KENDİ PİŞİRDİKLERİMİ YEMEKTEN BIKTIM
◊ Dünya yeniden güvenli bir yer olduğunda ilk yapmak istediğiniz şey nedir?
- Sinemaya gitmeyi özledim. Ve restorana gitmeyi... Yemek yemek hayatımın büyük bir parçası. Restoran ambiyansını özledim. Başka birinin bana yemek yapmasını özledim. Kendi pişirdiklerimi yemekten bıktım.
BİR HAYALİMİ GERÇEKLEŞTİRİP SONRAKİNE GEÇİYORUM
◊ Ne kadar çok işi bir arada yapıyorsunuz...
- Çalışmaya ve gelişmeye devam ediyorum o kadar. Oyunculuktan yapımcılığa, yapımcılıktan yönetmenliğe geçtim. Şimdi üçünü bir arada yürütüyorum. İnsan olarak da geliştim.
“Umutsuz Ev Kadınları”nı yaptım. Harikaydı. Bitti.
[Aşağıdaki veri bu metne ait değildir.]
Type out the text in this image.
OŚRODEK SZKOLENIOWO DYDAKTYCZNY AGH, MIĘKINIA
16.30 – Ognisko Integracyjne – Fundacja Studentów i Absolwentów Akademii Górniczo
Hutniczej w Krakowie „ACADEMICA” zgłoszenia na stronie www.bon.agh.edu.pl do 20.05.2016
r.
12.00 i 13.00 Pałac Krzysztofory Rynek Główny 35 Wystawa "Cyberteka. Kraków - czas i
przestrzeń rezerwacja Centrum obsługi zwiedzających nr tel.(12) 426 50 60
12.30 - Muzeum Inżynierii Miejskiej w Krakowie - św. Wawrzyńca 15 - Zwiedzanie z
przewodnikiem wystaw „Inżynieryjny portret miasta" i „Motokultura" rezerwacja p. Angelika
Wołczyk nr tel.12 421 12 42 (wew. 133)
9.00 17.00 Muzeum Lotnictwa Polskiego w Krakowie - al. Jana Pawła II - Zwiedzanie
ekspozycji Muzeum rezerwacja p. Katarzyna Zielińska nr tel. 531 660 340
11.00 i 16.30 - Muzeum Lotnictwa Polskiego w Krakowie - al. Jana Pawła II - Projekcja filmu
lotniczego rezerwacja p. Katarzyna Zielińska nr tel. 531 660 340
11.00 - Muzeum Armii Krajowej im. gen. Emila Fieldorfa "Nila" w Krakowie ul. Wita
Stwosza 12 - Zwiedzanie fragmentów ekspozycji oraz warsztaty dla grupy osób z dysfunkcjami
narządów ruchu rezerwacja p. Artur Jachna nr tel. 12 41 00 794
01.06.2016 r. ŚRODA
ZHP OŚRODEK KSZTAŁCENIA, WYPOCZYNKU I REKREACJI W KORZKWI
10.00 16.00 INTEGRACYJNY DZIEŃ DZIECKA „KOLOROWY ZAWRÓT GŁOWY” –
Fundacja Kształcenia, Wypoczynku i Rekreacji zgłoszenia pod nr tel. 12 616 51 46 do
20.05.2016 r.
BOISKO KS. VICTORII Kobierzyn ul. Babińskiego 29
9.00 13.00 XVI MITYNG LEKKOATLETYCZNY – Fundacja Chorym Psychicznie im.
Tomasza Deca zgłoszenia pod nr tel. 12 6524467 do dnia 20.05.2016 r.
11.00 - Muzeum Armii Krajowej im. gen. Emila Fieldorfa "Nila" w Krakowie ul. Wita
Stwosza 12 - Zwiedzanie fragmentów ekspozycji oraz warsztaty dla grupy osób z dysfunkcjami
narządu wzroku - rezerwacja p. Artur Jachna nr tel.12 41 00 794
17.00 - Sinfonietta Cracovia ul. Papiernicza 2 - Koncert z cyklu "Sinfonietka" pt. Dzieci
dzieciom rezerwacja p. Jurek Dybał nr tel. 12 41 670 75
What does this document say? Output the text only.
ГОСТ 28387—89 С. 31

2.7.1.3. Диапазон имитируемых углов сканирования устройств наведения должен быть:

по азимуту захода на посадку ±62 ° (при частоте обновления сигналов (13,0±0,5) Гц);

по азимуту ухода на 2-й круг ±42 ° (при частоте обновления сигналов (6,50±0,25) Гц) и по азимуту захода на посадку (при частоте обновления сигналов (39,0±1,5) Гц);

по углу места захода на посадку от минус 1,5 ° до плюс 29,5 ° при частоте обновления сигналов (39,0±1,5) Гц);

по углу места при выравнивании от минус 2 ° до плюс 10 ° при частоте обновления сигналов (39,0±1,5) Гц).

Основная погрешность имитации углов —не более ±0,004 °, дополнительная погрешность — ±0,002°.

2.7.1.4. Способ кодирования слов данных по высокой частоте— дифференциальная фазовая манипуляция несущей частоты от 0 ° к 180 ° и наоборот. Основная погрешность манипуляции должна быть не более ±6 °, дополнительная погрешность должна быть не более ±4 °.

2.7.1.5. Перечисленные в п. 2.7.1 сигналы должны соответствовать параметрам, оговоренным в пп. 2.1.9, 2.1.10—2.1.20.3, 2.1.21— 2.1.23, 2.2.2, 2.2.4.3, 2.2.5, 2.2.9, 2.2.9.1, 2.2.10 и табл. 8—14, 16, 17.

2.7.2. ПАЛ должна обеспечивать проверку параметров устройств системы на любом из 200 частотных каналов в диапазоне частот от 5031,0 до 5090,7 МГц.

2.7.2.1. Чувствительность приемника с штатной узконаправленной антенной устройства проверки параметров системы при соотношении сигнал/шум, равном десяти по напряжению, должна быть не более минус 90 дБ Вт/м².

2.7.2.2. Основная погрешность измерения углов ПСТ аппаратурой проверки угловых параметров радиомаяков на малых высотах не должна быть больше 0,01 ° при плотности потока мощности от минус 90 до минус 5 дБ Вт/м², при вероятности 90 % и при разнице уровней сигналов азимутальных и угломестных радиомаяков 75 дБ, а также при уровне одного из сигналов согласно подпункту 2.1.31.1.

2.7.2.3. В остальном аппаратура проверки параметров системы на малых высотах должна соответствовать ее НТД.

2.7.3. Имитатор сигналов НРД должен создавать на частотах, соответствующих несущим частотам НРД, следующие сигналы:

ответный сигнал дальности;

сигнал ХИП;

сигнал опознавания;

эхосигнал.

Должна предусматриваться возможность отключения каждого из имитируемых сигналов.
Sıradaki ne olmalıydı? Yönetmenlik yapmak istedim, 10 yıldır televizyona yönetmenlik yapıyorum. Sıradaki neydi? Sinema filmi yönetmek. Onu da yapıyorum. Sürekli ilerliyorum. Hedeflerimi sıradaki heyecan verici şeye taşıyorum. Bir hayalimi gerçekleştirip sonrakine geçiyorum. Yaratmayı ve çalışmayı seviyorum. Çok çalışkan biriyim.